2024年12月18日にWAF対応がやってきた!
最後に、Amplify界隈で待望されていた最新トピックを紹介します。
2024年12月18日に、Amplify HostingでWAF (Web Application Firewall)対応が実装されました。これまではWAFを使用するためにCloudFrontを使って自前で管理したり、Amplify外で対策を行う必要がありましたが、今回のアップデートによりAmplifyホスティング自体にWAFポリシーを直接適用可能となりました。
これで一般的なWeb攻撃(SQLインジェクション、XSSなど)に対する対策を、Amplifyのみでよりシンプルに実装できるようになるでしょう。
参考資料:
まとめ
- Gen2はAmplifyを「より高速で柔軟なAWSフロントエンドCI/CD基盤」へと進化させるアップデート。

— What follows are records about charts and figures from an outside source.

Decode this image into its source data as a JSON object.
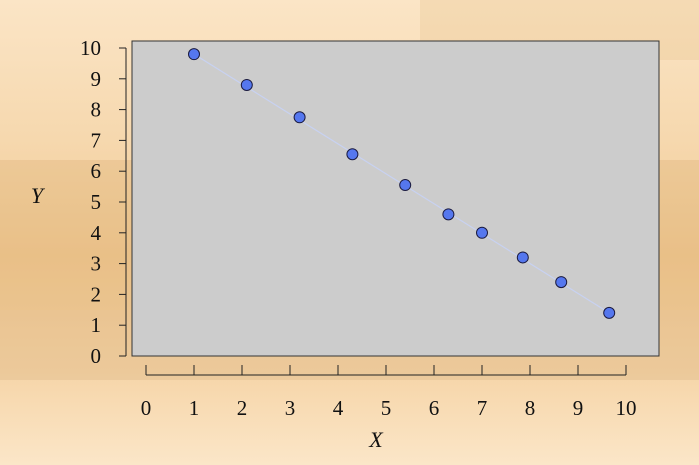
{
  "chart_data": {
    "type": "scatter",
    "title": "",
    "xlabel": "X",
    "ylabel": "Y",
    "xlim": [
      0,
      10
    ],
    "ylim": [
      0,
      10
    ],
    "xticks": [
      "0",
      "1",
      "2",
      "3",
      "4",
      "5",
      "6",
      "7",
      "8",
      "9",
      "10"
    ],
    "yticks": [
      "0",
      "1",
      "2",
      "3",
      "4",
      "5",
      "6",
      "7",
      "8",
      "9",
      "10"
    ],
    "grid": false,
    "trend_line": true,
    "colors": {
      "point_fill": "#5577ee",
      "point_stroke": "#1a1a40",
      "trend_line": "#c8d2f2",
      "plot_background": "#cccccc",
      "plot_border": "#333333"
    },
    "series": [
      {
        "x": [
          1.0,
          2.1,
          3.2,
          4.3,
          5.4,
          6.3,
          7.0,
          7.85,
          8.65,
          9.65
        ],
        "y": [
          9.8,
          8.8,
          7.75,
          6.55,
          5.55,
          4.6,
          4.0,
          3.2,
          2.4,
          1.4
        ]
      }
    ]
  }
}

- パフォーマンス、スケーラビリティ、ビルドプロセス、環境変数管理、権限周りなど、多面的な改善が行われています。
- 「AmplifyをAWSの一部として捉え、必要に応じてAWSリソースレベルで最適化する」視点が重要です。
- 2024年12月18日のWAF対応により、セキュリティ面での安心感も一段と高まりました。
Gen1の知識や使い方を踏まえつつ、公式ガイドやドキュメントを活用してGen2へ一歩踏み出してみましょう。この移行は、ただのバージョンアップではなく、より高度なフロントエンド開発・運用へと繋がる新たな可能性をもたらしてくれます。ぜひ、この機会にGen2を試してみてください!